J. Am. Ceram. Soc., 81 [4] 1004–12 (1998)

 

Crack Deflection and Propagation in Layered Silicon Nitride/Boron Nitride Ceramics

 

Desiderio Kovar,^*,†,‡ M. D. Thouless,^*,§ and John W. Halloran^*,†

Materials Science and Engineering Department and Mechanical Engineering and Applied Mechanics Department,

University of Michigan, Ann Arbor, Michigan 48109–2125

 

Crack deflection and the subsequent growth of delamination cracks can be a potent source of energy dissipation during the fracture of layered ceramics.
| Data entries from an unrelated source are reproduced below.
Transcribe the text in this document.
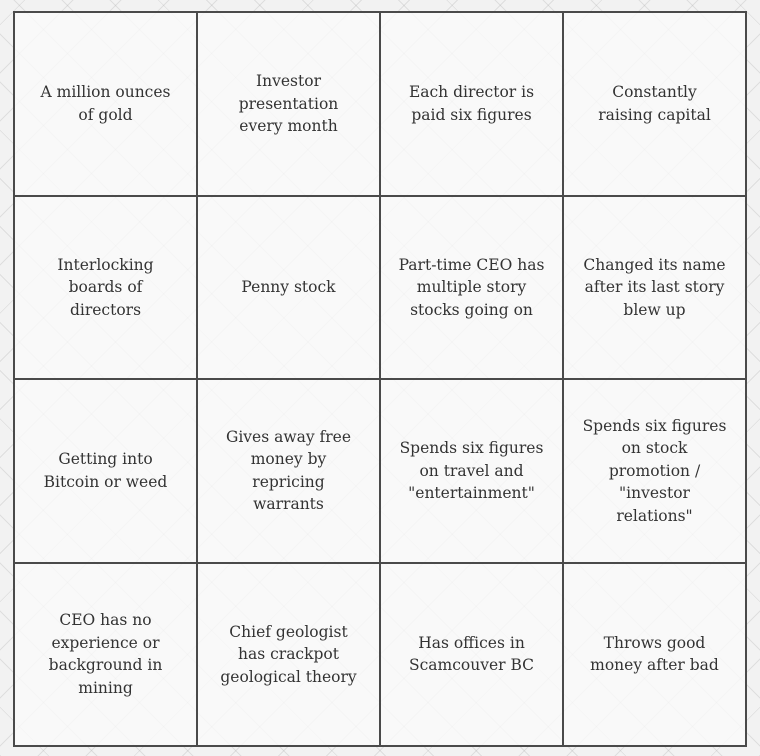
A million ounces of gold
Investor presentation every month
Each director is paid six figures
Constantly raising capital
Interlocking boards of directors
Penny stock
Part-time CEO has multiple story stocks going on
Changed its name after its last story blew up
Getting into Bitcoin or weed
Gives away free money by repricing warrants
Spends six figures on travel and "entertainment"
Spends six figures on stock promotion / "investor relations"
CEO has no experience or background in mining
Chief geologist has crackpot geological theory
Has offices in Scamcouver BC
Throws good money after bad
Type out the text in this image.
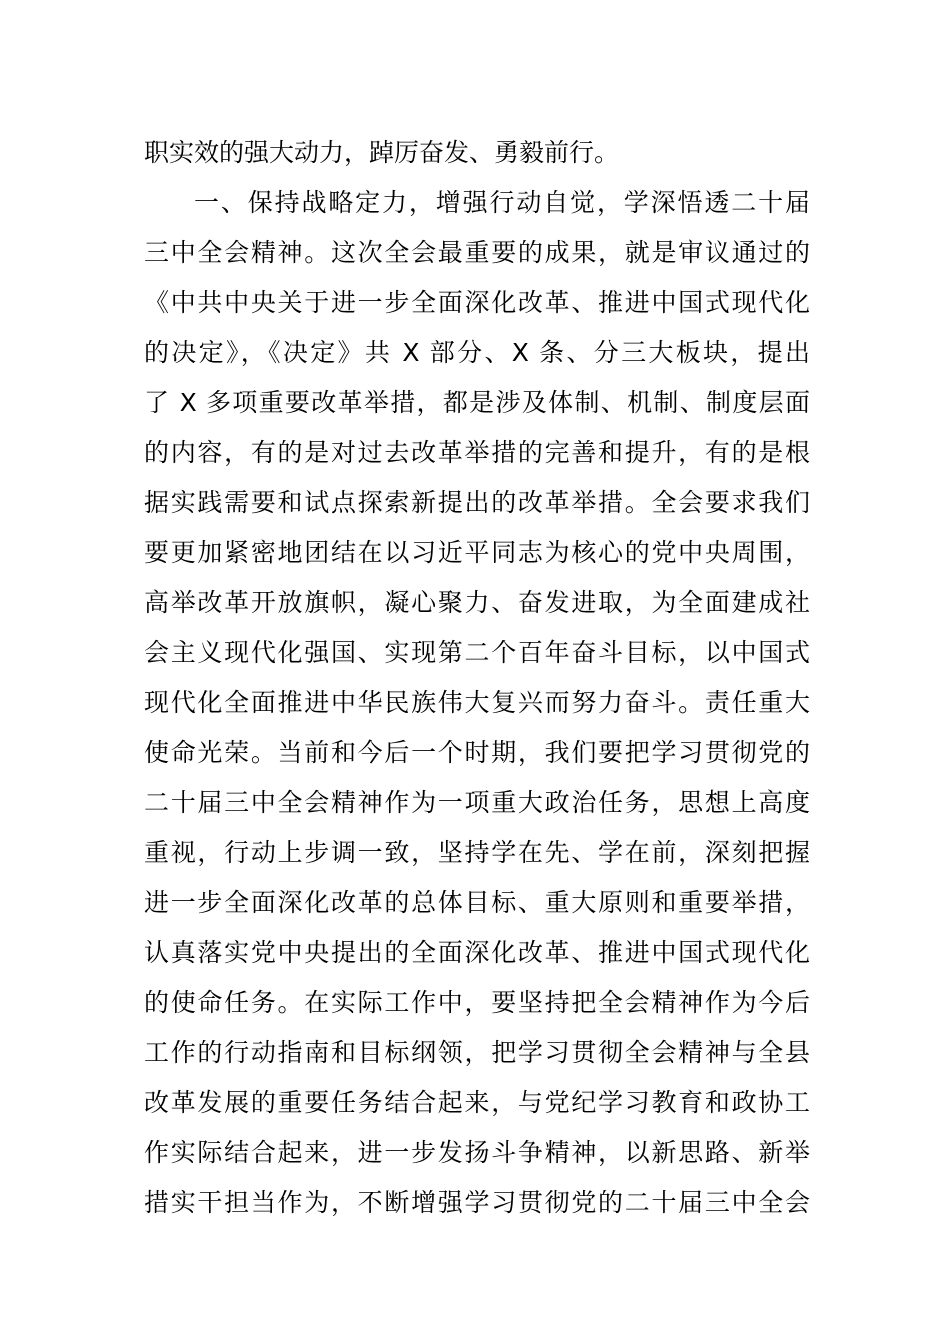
职实效的强大动力，踔厉奋发、勇毅前行。
一、保持战略定力，增强行动自觉，学深悟透二十届
三中全会精神。这次全会最重要的成果，就是审议通过的
《中共中央关于进一步全面深化改革、推进中国式现代化
的决定》，《决定》共 X 部分、X 条、分三大板块，提出
了 X 多项重要改革举措，都是涉及体制、机制、制度层面
的内容，有的是对过去改革举措的完善和提升，有的是根
据实践需要和试点探索新提出的改革举措。全会要求我们
要更加紧密地团结在以习近平同志为核心的党中央周围，
高举改革开放旗帜，凝心聚力、奋发进取，为全面建成社
会主义现代化强国、实现第二个百年奋斗目标，以中国式
现代化全面推进中华民族伟大复兴而努力奋斗。责任重大
使命光荣。当前和今后一个时期，我们要把学习贯彻党的
二十届三中全会精神作为一项重大政治任务，思想上高度
重视，行动上步调一致，坚持学在先、学在前，深刻把握
进一步全面深化改革的总体目标、重大原则和重要举措，
认真落实党中央提出的全面深化改革、推进中国式现代化
的使命任务。在实际工作中，要坚持把全会精神作为今后
工作的行动指南和目标纲领，把学习贯彻全会精神与全县
改革发展的重要任务结合起来，与党纪学习教育和政协工
作实际结合起来，进一步发扬斗争精神，以新思路、新举
措实干担当作为，不断增强学习贯彻党的二十届三中全会
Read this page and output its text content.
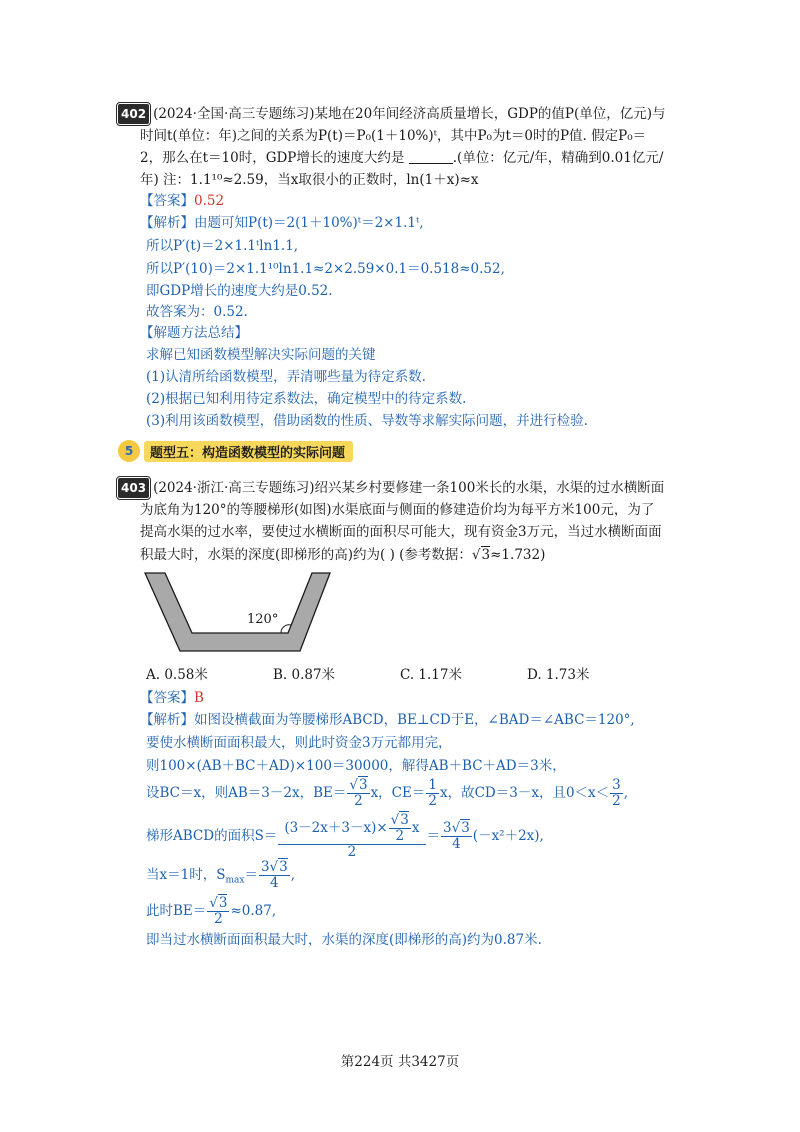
402 (2024·全国·高三专题练习)某地在20年间经济高质量增长，GDP的值P(单位，亿元)与
时间t(单位：年)之间的关系为P(t)＝P₀(1＋10%)ᵗ，其中P₀为t＝0时的P值. 假定P₀＝
2，那么在t＝10时，GDP增长的速度大约是	.(单位：亿元/年，精确到0.01亿元/
年) 注：1.1¹⁰≈2.59，当x取很小的正数时，ln(1＋x)≈x
【答案】0.52
【解析】由题可知P(t)＝2(1＋10%)ᵗ＝2×1.1ᵗ,
所以P′(t)＝2×1.1ᵗln1.1,
所以P′(10)＝2×1.1¹⁰ln1.1≈2×2.59×0.1＝0.518≈0.52,
即GDP增长的速度大约是0.52.
故答案为：0.52.
【解题方法总结】
求解已知函数模型解决实际问题的关键
(1)认清所给函数模型，弄清哪些量为待定系数.
(2)根据已知利用待定系数法，确定模型中的待定系数.
(3)利用该函数模型，借助函数的性质、导数等求解实际问题，并进行检验.
5	题型五：构造函数模型的实际问题
403 (2024·浙江·高三专题练习)绍兴某乡村要修建一条100米长的水渠，水渠的过水横断面
为底角为120°的等腰梯形(如图)水渠底面与侧面的修建造价均为每平方米100元，为了
提高水渠的过水率，要使过水横断面的面积尽可能大，现有资金3万元，当过水横断面面
积最大时，水渠的深度(即梯形的高)约为( ) (参考数据：√3≈1.732)
120°
A. 0.58米	B. 0.87米	C. 1.17米	D. 1.73米
【答案】B
【解析】如图设横截面为等腰梯形ABCD，BE⊥CD于E，∠BAD＝∠ABC＝120°,
要使水横断面面积最大，则此时资金3万元都用完，
则100×(AB＋BC＋AD)×100＝30000，解得AB＋BC＋AD＝3米，
设BC＝x，则AB＝3－2x，$BE= \frac{√3}{2}$ x，$CE= \frac{1}{2}$ x，故CD＝3－x，且$0<x< \frac{3}{2}$ ,
梯形ABCD的面积$S= \frac{(3-2x+3-x)\times \frac{√3}{2} x}{2} = \frac{3√3}{4} (-x^2+2x)$,
当x＝1时，$S_{max}= \frac{3√3}{4}$ ,
此时$BE= \frac{√3}{2} \approx 0.87$,
即当过水横断面面积最大时，水渠的深度(即梯形的高)约为0.87米.
第224页 共3427页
In this study, multilayered ceramics that consist of silicon nitride (Si₃N₄) layers separated by boron nitride/silicon nitride (BN/Si₃N₄) interphases have been manufactured and tested. Flexural tests reveal that the crack path is dependent on the composition of the interphase between the Si₃N₄ layers. Experimental measurements of interfacial fracture resistance and frictional sliding resistance show that both quantities increase as the Si₃N₄ content in the interphase increases. However, contrary to existing theories, high energy absorption capacity has not been realized in materials that exhibit crack deflection but also have moderately high interfacial fracture resistance. Significant energy absorption has been measured only in materials with very low interfacial fracture resistance values. A method of predicting the critical value of the interfacial fracture resistance necessary to ensure a high energy-absorption capacity is presented.